Proseguono le indagini sul naufragio del peschereccio Nuova Iside di Terrasini avvenuto nella notte tra il 12 e il 13 maggio al largo di San Vito Lo Capo, nella Sicilia nordoccidentale. L’equipaggio era composto da tre uomini: Matteo Lo Iacono, 53 anni, il figlio 27enne Vito e il cugino Giuseppe Lo Iacono, 33 anni. I corpi di Matteo e Giuseppe sono stati ritrovati, mentre si pensa che il cadavere di Vito, sia rimasto intrappolato all’interno del relitto. Sulla vicenda indaga la Procura di Palermo, che ha iscritto nel registro degli indagati quattro persone legate alla petroliera “Vulcanello”, che secondo la ricostruzione dei magistrati avrebbe incrociato la rotta del peschereccio causandone l’affondamento e proseguendo la sua rotta senza prestare soccorso. Secondo l’ipotesi acusatoria, la petroliera sarebbe stata riverniciata tra il 21 e il 27 maggio, una decina di giorni dopo la scomparsa del peschereccio, forse per coprire le tracce dello speronamento.
Ora l’obiettivo degli inquirenti è proprio quello di individuare i segni dell’intervento per ripitturare la petroliera. Per questo motivo nei giorni scorsi la nave Vulcanello è stata “messa a secco” nel bacino del cantiere Palumbo a Messina, al fine di verificare e rintracciare le strisciate dell’impatto che sarebbero però state rimosse attraverso una “sovrapitturazione” non autorizzata e non dichiarata. Al momento risultano indagate quattro persone: due ufficiali di plancia, il comandante della petroliera e l’armatore, tutte per il reato di omicidio colposo e omissione di soccorso. L’avvocato Aldo Ruffino, che assiste la famiglia dei tre pescatori, ha commentato: “Ogni intervento sulla nave deve essere dichiarato, invece sarebbero state fatte delle passate di colore con il rullo, utili a coprire i segni dell’impatto”.
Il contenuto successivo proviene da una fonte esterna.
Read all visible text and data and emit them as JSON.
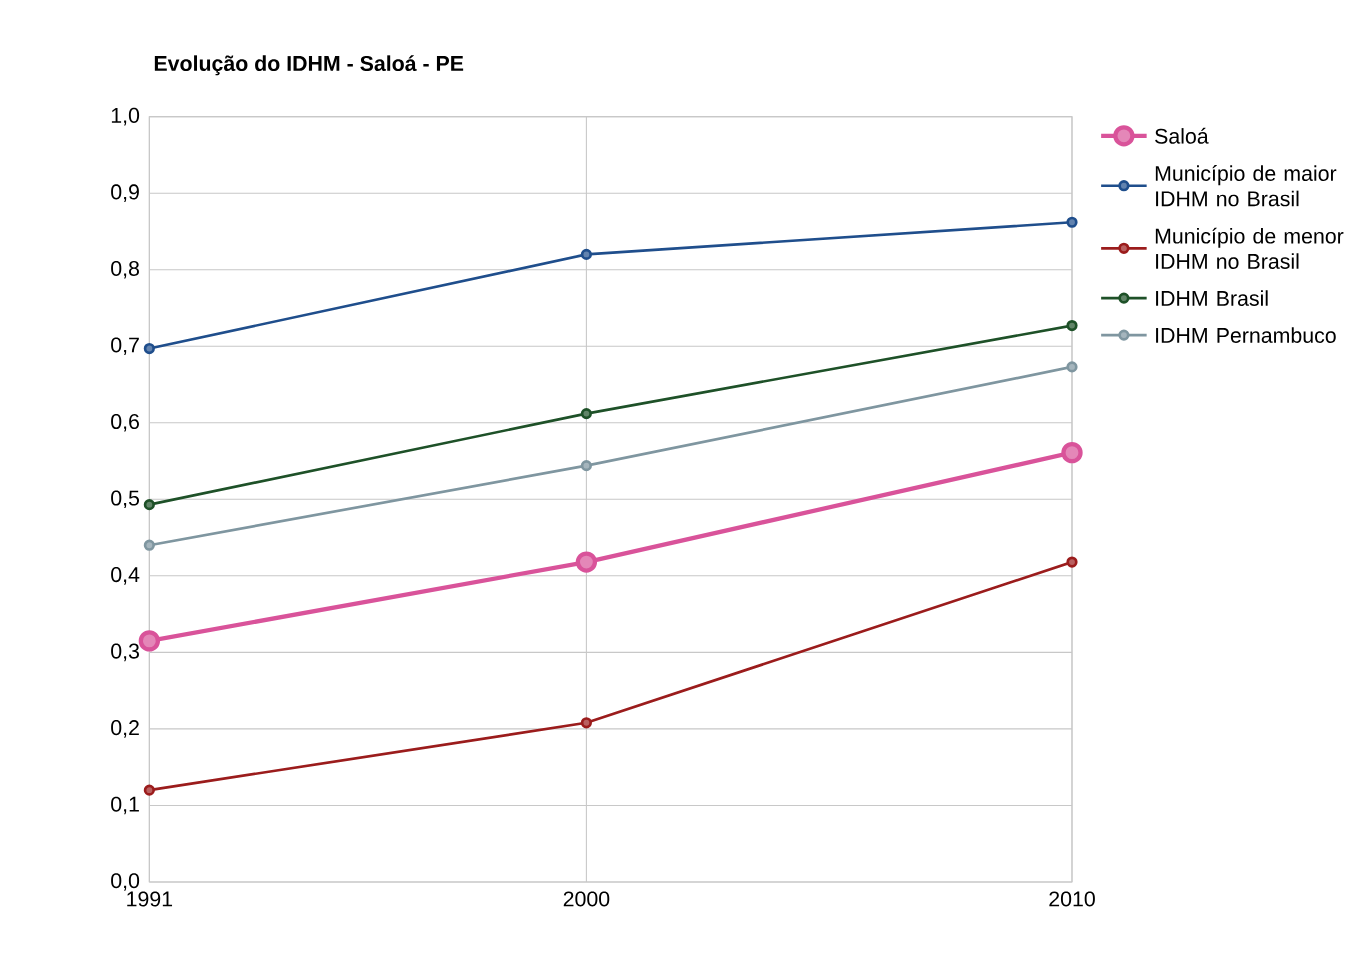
{
  "chart_data": {
    "type": "line",
    "title": "Evolução do IDHM - Saloá - PE",
    "x": [
      1991,
      2000,
      2010
    ],
    "series": [
      {
        "name": "Saloá",
        "color": "#d9539a",
        "values": [
          0.315,
          0.418,
          0.561
        ]
      },
      {
        "name": "Município de maior IDHM no Brasil",
        "color": "#1f4e8c",
        "values": [
          0.697,
          0.82,
          0.862
        ]
      },
      {
        "name": "Município de menor IDHM no Brasil",
        "color": "#9b1c1c",
        "values": [
          0.12,
          0.208,
          0.418
        ]
      },
      {
        "name": "IDHM Brasil",
        "color": "#1e5128",
        "values": [
          0.493,
          0.612,
          0.727
        ]
      },
      {
        "name": "IDHM Pernambuco",
        "color": "#7f96a0",
        "values": [
          0.44,
          0.544,
          0.673
        ]
      }
    ],
    "xlim": [
      1991,
      2010
    ],
    "xticks": [
      1991,
      2000,
      2010
    ],
    "ylim": [
      0,
      1
    ],
    "yticks": [
      {
        "value": 0,
        "label": "0,0"
      },
      {
        "value": 0.1,
        "label": "0,1"
      },
      {
        "value": 0.2,
        "label": "0,2"
      },
      {
        "value": 0.3,
        "label": "0,3"
      },
      {
        "value": 0.4,
        "label": "0,4"
      },
      {
        "value": 0.5,
        "label": "0,5"
      },
      {
        "value": 0.6,
        "label": "0,6"
      },
      {
        "value": 0.7,
        "label": "0,7"
      },
      {
        "value": 0.8,
        "label": "0,8"
      },
      {
        "value": 0.9,
        "label": "0,9"
      },
      {
        "value": 1,
        "label": "1,0"
      }
    ],
    "grid": true,
    "legend": "right",
    "marker": "circle",
    "line_style": "solid"
  }
}
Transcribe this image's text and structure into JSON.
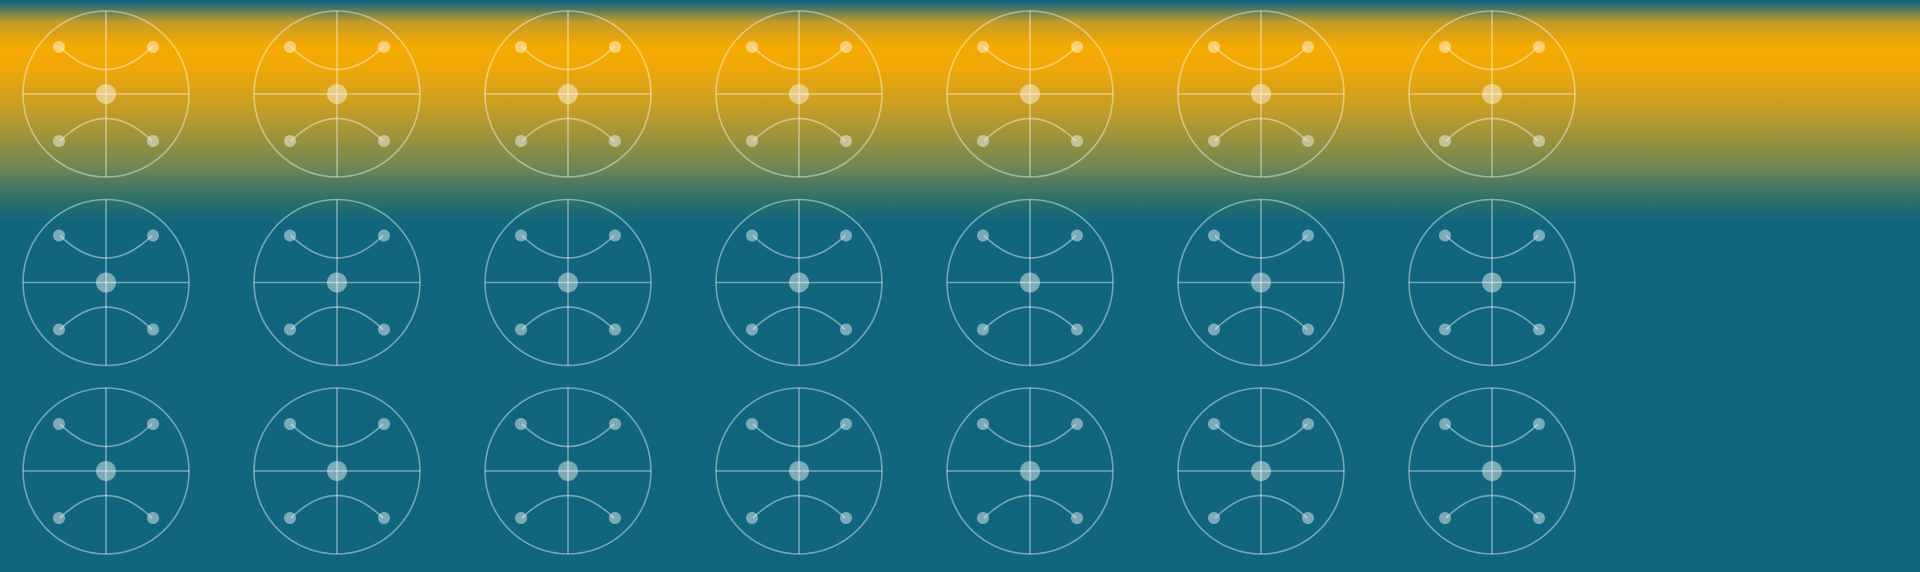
{
  "background": {
    "base_color": "#11657d",
    "band_color": "#f5aa00",
    "band_edge_color": "#11657d"
  },
  "pattern": {
    "motif_icon": "court-circle-icon",
    "rows": 3,
    "columns": 7,
    "stroke_color": "#ffffff",
    "stroke_opacity": 0.42,
    "dot_color": "#ffffff",
    "dot_opacity": 0.45
  }
}
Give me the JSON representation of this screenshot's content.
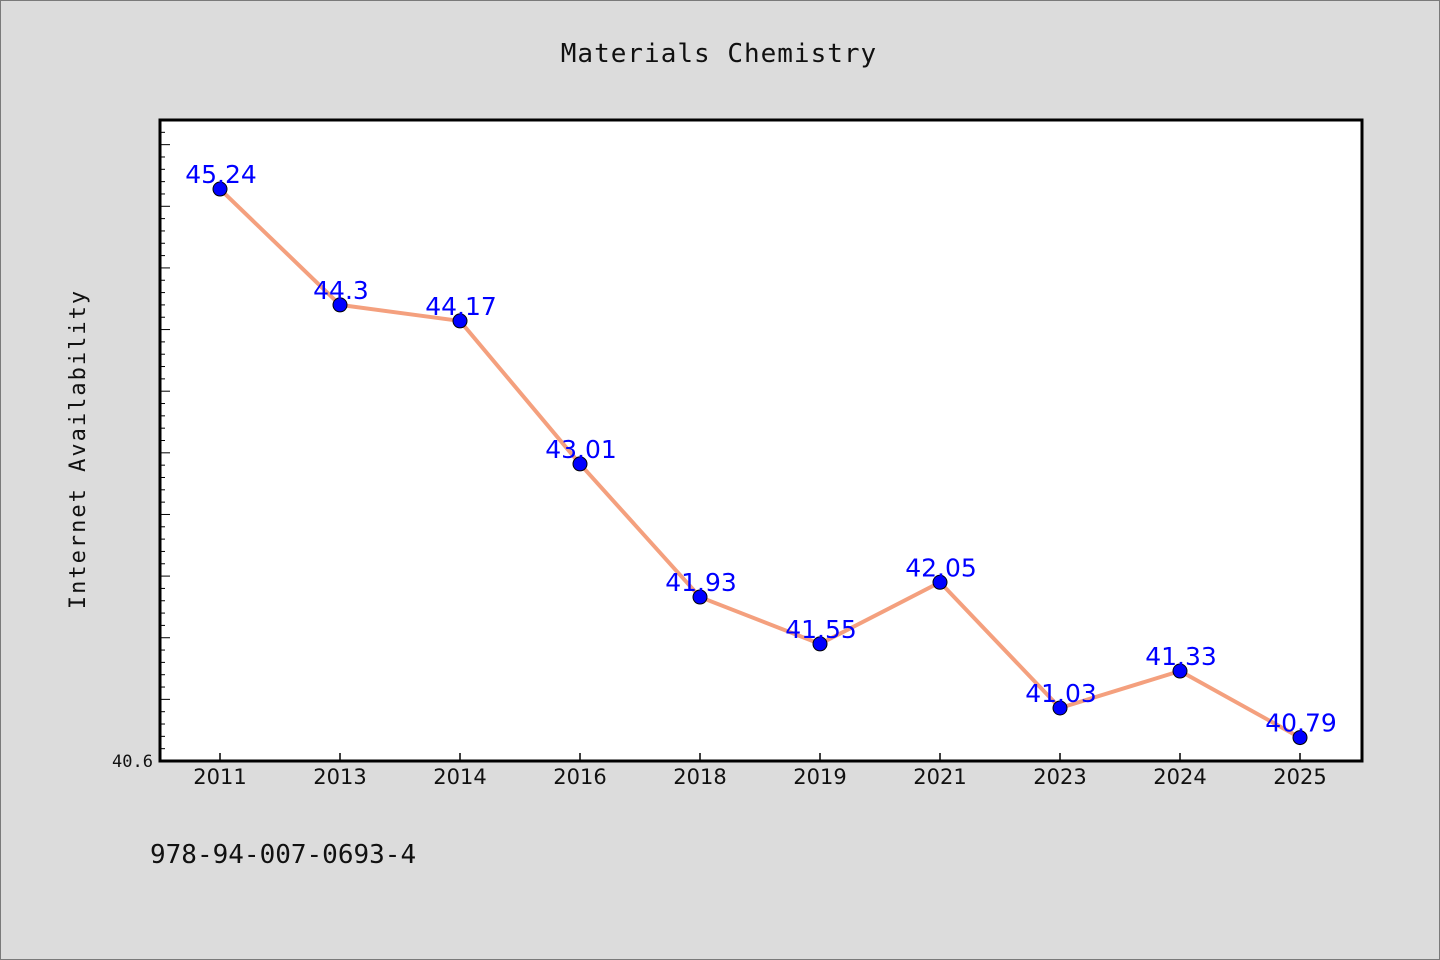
{
  "chart_data": {
    "type": "line",
    "title": "Materials Chemistry",
    "xlabel": "",
    "ylabel": "Internet Availability",
    "categories": [
      "2011",
      "2013",
      "2014",
      "2016",
      "2018",
      "2019",
      "2021",
      "2023",
      "2024",
      "2025"
    ],
    "series": [
      {
        "values": [
          45.24,
          44.3,
          44.17,
          43.01,
          41.93,
          41.55,
          42.05,
          41.03,
          41.33,
          40.79
        ]
      }
    ],
    "data_labels": [
      "45.24",
      "44.3",
      "44.17",
      "43.01",
      "41.93",
      "41.55",
      "42.05",
      "41.03",
      "41.33",
      "40.79"
    ],
    "y_tick_labels": [
      "40.6"
    ],
    "ylim": [
      40.6,
      45.8
    ],
    "grid": false,
    "legend": "none",
    "colors": {
      "line": "#f4a07e",
      "marker": "#0000ff",
      "data_label": "#0000ff",
      "plot_background": "#ffffff",
      "page_background": "#dcdcdc"
    }
  },
  "footer": {
    "text": "978-94-007-0693-4"
  }
}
Nel bacino senza acqua, così, vengono paragonate le foto della petroliera Vulcanello con la nave oggi sotto sequestro, alla presenza dei periti di entrambe le parti. Intanto, indizi sulla possibile collisione vengono fuori anche dalla scatola nera della nave: nell’audio infatti si sentono dei rumori che sarebbero riconducibili allo scontro. Secondo gli inquirenti questi rumori sarebbero stati prodotti dal “contatto ripetuto” con un oggetto di grandi dimensioni. Questo ulteriore indizio porta l’avvocato della famiglia Lo Iacono a chiedere ancora una volta un impegno concreto del governo nel far riemergere dal mare la “Nuova Iside” al fine di trovare ulteriori indizi e recuperare, soprattutto, il corpo di Vito Lo Iacono, il comandante 27enne ancora disperso dopo l’incidente del 12 maggio che ha sconvolto l’intera comunità di Terrasini, cittadina da sempre patria di pescatori.
“La famiglia è profondamente delusa – spiega l’avvocato Ruffino – nonostante gli appelli e la mobilitazione non è stato fatto dal Governo assolutamente nulla. Siamo costretti a chiedere ancora una volta un aiuto”. Se l’esecutivo al momento appare fermo, i legali della Vulcanello, di proprietà della società Augusta due, gruppo Mednav, sono invece attivi e hanno nominato periti ed esperti tra i migliori sul campo: l’ex comandante dei Ris di Parma Luciano Garofano, l’ingegnere Michele Martinelli.